Esqueça o Rolex e a BMW: a experiência é o novo luxo
A saturação do luxo tradicional e a ascensão das experiências como novo símbolo de status
Leitores do Jornal A Tribuna
Durante décadas, o marketing se apoiou em um princípio simples: possuir equivalia a vencer. Um Rolex no pulso, uma BMW na garagem ou uma bolsa Louis Vuitton no braço funcionavam como sinais universais de sucesso. Eram códigos visuais diretos, capazes de comunicar status e poder apenas pela exibição. Bastava mostrar. Esse modelo, que sustentou o mercado de luxo por muito tempo, começa a perder eficiência.
Análises recentes da The Economist apontam um ajuste no mercado global de bens de luxo após o crescimento acelerado do período pós-pandemia. Relatórios da Knight Frank indicam que a desaceleração observada a partir de 2023 resulta do fim do impulso excepcional daquele momento e do ambiente global de juros mais altos, que reduziu a atratividade de ativos alternativos. Mais do que isso, pesaram fatores estruturais.
Algumas categorias passaram por saturação evidente, especialmente relógios e determinados nichos do mercado de arte, após anos de valorização acelerada e ampliação excessiva da oferta. Ao mesmo tempo, consumidores de alta renda passaram a direcionar mais recursos para experiências, viagens e hospitalidade de alto padrão, reduzindo o interesse pela acumulação de bens físicos como forma de distinção. Soma-se a isso uma postura mais seletiva: ativos realmente raros preservaram valor, enquanto itens previsíveis, amplamente expostos ou tratados como investimento de massa perderam apelo. Em síntese, o que mudou foi a forma como o dinheiro comunica posição social.
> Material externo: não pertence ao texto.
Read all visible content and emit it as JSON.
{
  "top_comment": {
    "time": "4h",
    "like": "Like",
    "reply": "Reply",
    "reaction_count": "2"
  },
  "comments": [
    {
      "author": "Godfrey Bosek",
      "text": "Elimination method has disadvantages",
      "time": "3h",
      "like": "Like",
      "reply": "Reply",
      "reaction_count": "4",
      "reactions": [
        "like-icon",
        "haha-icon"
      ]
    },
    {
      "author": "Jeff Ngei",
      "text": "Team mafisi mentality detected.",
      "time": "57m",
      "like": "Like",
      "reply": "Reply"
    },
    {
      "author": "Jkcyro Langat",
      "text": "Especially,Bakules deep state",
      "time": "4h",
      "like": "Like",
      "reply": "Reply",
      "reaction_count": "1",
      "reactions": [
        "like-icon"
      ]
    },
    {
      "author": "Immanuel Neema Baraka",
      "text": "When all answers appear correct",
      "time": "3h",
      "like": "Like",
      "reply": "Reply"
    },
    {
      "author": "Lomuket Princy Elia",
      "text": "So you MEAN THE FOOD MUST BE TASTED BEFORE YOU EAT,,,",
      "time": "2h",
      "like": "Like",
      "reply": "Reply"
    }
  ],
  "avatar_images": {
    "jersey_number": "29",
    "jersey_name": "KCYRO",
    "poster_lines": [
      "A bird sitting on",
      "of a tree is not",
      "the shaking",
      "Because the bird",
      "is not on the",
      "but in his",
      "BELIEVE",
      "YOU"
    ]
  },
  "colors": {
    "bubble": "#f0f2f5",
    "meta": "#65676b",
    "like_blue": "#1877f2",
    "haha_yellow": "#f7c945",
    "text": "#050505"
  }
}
O desgaste do luxo tradicional não está ligado à perda de qualidade ou tradição das grandes marcas. Rolex, BMW e Louis Vuitton seguem como referências. O ponto central é a saturação. A escalada contínua de preços, muitas vezes sem inovação proporcional, somada à ampliação da oferta, diluiu o efeito de distinção. Quando o objeto se espalha, sua capacidade de diferenciar se reduz. Paralelamente, a demonstração de prestígio deslocou-se para outro território.
Cada vez mais, comunicar poder passa menos pela posse e mais pela vivência. Assistir à final de uma Copa do Mundo em condições privilegiadas, hospedar-se em hotéis históricos, esquiar em resorts ultra seletivos ou acessar eventos culturais e esportivos restritos transmite uma mensagem mais forte do que acumular bens. Não se trata apenas de preço, mas de singularidade. São experiências que não se repetem nem se tornam comuns.
Esse movimento ajuda a explicar por que as redes sociais deixaram de ser apenas vitrines de consumo e passaram a registrar trajetórias pessoais. Mostra-se menos o que se compra e mais o que se vive. O valor está na história que pode ser contada.
Para empresas, marcas e tomadores de decisão, o impacto é direto. Estratégias centradas apenas no produto tendem a perder força. Ganham espaço iniciativas capazes de criar vivência, pertencimento e repercussão espontânea. Eventos, ativações e experiências ocupam o centro das decisões de comunicação.
Insistir apenas na lógica da posse é apostar em um modelo de distinção que já não produz o mesmo efeito.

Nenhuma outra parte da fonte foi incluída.